Dynamic Interface will not play any role on your environmet as you are using Flexconnect. Dynamic interfaces are just like SVIs and only apply in Central mode.

For you reference:

https://www.cisco.com/c/en/us/td/docs/wireless/controller/8-1/Enterprise-Mobility-8-1-Design-Guide/Enterprise_Mobility_8-1_Deployment_Guide/ch7_HREA.html#pgfId-1108090

 

-If I helped you somehow, please, rate it as useful.-

Rasika Nayanajith
VIP Alumni
VIP Alumni

I would not make it complicated. It would make more sense, if you could allocate all wireless users from subsets available on switch where 5520 WLC connects (I know, that will not fit in to routed access model). You can think of wireless as another distribution block of your campus design.

 

I would always prefer local mode over FlexConnect.
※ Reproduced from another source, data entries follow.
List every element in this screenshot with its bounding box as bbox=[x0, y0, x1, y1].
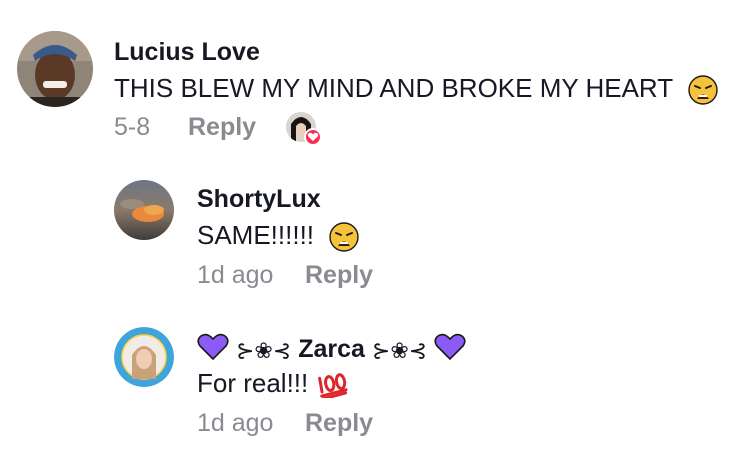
reply-button[interactable]: Reply bbox=[305, 408, 373, 438]
comment-date: 5-8 bbox=[114, 113, 151, 141]
hundred-points-emoji bbox=[317, 372, 349, 399]
comment-date: 1d ago bbox=[197, 409, 274, 437]
comment-text-content: THIS BLEW MY MIND AND BROKE MY HEART bbox=[114, 73, 673, 103]
comment-text-content: SAME!!!!!! bbox=[197, 220, 315, 250]
username-decoration-right: ⊱❀⊰ bbox=[371, 337, 428, 363]
purple-heart-icon bbox=[434, 333, 466, 368]
reply-button[interactable]: Reply bbox=[305, 260, 373, 290]
weary-face-emoji bbox=[688, 75, 718, 105]
comment-text: For real!!! bbox=[197, 367, 349, 399]
username[interactable]: ShortyLux bbox=[197, 184, 321, 214]
username[interactable]: ⊱❀⊰ Zarca ⊱❀⊰ bbox=[197, 333, 466, 368]
purple-heart-icon bbox=[197, 333, 229, 368]
avatar[interactable] bbox=[114, 180, 174, 240]
username-text: Zarca bbox=[298, 335, 365, 364]
comment-date: 1d ago bbox=[197, 261, 274, 289]
username-decoration-left: ⊱❀⊰ bbox=[235, 337, 292, 363]
avatar[interactable] bbox=[114, 327, 174, 387]
username[interactable]: Lucius Love bbox=[114, 37, 260, 67]
comment-text: THIS BLEW MY MIND AND BROKE MY HEART bbox=[114, 72, 718, 105]
reply-button[interactable]: Reply bbox=[188, 112, 256, 142]
avatar[interactable] bbox=[17, 31, 93, 107]
heart-icon bbox=[304, 128, 322, 146]
comment-text: SAME!!!!!! bbox=[197, 219, 359, 252]
weary-face-emoji bbox=[329, 222, 359, 252]
creator-liked-badge bbox=[286, 112, 322, 146]
comment-text-content: For real!!! bbox=[197, 368, 309, 398]
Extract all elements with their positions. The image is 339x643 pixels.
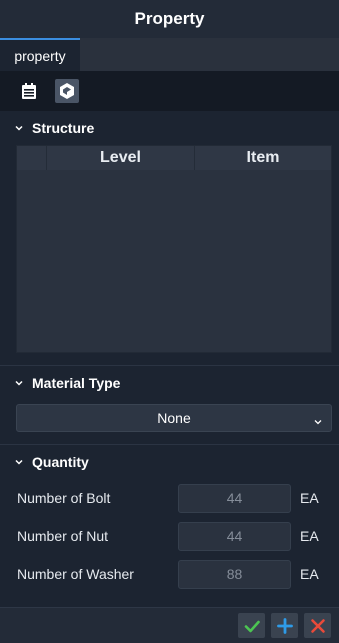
chevron-down-icon: [14, 123, 24, 133]
washer-count-field[interactable]: 88: [178, 559, 291, 589]
action-footer: [0, 607, 339, 643]
structure-table-header: Level Item: [17, 146, 331, 170]
bolt-count-field[interactable]: 44: [178, 483, 291, 513]
chevron-down-icon: [14, 457, 24, 467]
toolbar: [0, 71, 339, 111]
bolt-label: Number of Bolt: [17, 490, 111, 506]
quantity-section-header[interactable]: Quantity: [0, 445, 339, 479]
tab-label: property: [14, 47, 66, 64]
close-icon: [310, 618, 325, 633]
chevron-down-icon: [313, 414, 323, 430]
quantity-row-bolt: Number of Bolt 44 EA: [0, 479, 339, 517]
settings-logo-button[interactable]: [55, 79, 79, 103]
column-header-blank: [17, 146, 47, 170]
check-icon: [244, 620, 260, 632]
settings-logo-icon: [60, 83, 74, 99]
structure-heading: Structure: [32, 120, 95, 136]
nut-count-field[interactable]: 44: [178, 521, 291, 551]
quantity-row-nut: Number of Nut 44 EA: [0, 517, 339, 555]
washer-label: Number of Washer: [17, 566, 134, 582]
tab-bar: property: [0, 38, 339, 71]
quantity-list: Number of Bolt 44 EA Number of Nut 44 EA…: [0, 479, 339, 593]
washer-unit: EA: [300, 566, 319, 582]
structure-table: Level Item: [16, 145, 332, 353]
structure-section-header[interactable]: Structure: [0, 111, 339, 145]
column-header-item: Item: [246, 149, 280, 166]
material-heading: Material Type: [32, 375, 121, 391]
calendar-button[interactable]: [17, 79, 41, 103]
bolt-unit: EA: [300, 490, 319, 506]
panel-title-text: Property: [134, 9, 205, 28]
quantity-heading: Quantity: [32, 454, 89, 470]
nut-unit: EA: [300, 528, 319, 544]
calendar-icon: [22, 83, 36, 99]
property-panel: Property property Structure Level Item M…: [0, 0, 339, 643]
quantity-row-washer: Number of Washer 88 EA: [0, 555, 339, 593]
material-section-header[interactable]: Material Type: [0, 366, 339, 400]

There are restricions on FlexConnect when it comes to L3 roam and AP has to do heavy lifting. In Local mode WLC will take care lot of those tasks.

 

Regards

Rasika

*** Pls rate all useful responses ***

@Rasika Nayanajith and @Flavio Miranda thank you both for your comments so far.

 

Rasika,

Appreciate your comments.

Unfortunately, I'm unable to deploy my APs in local mode as the network has limitations from a WAN bandwidth and availability perspective. This is unavoidable at the moment. For that reason, I need to retain as much functionality as possible in the local branch so that the network can operate in WAN down scenarios.

 

Additionally, because of the limited WAN bandwidth, tromboning of CAPWAP control and data traffic is not desirable, which means that local switching is appropriate for when endpoints want to reach other endpoints in the same branch over the WLAN. (NB. a local backup RADIUS server at the branch is available).

 

I'm looking to find a summary of the WLAN configuration for a Routed Access LAN design for these reasons, but I have been unsuccessful. Could you possibly summarise what would be required to achieve such a solution? I'm keen to hear other views on how to optimally build a network that meets best practices but also is mindful of the limitations I have.

 

Thanks,

Martin

Hi Martin,

 

I haven't seen any Cisco documents that specifically talk about wireless in Routed Access design. In general below best practice guide should cover most of the recommended settings.

 

https://www.cisco.com/c/en/us/td/docs/wireless/technology/wlc/8-5/82463-wlc-config-best-practice.html#pgfId-402272

 

HTH

Rasika

*** Pls rate all useful responses ***

Rasika,

Thanks for the information. I'll take a look at best practices - I wasn't aware of Split-Tunnelling option to reach certain local IPs.

 

Hopefully someone else has configured this in practice and will chip in with some suggestions.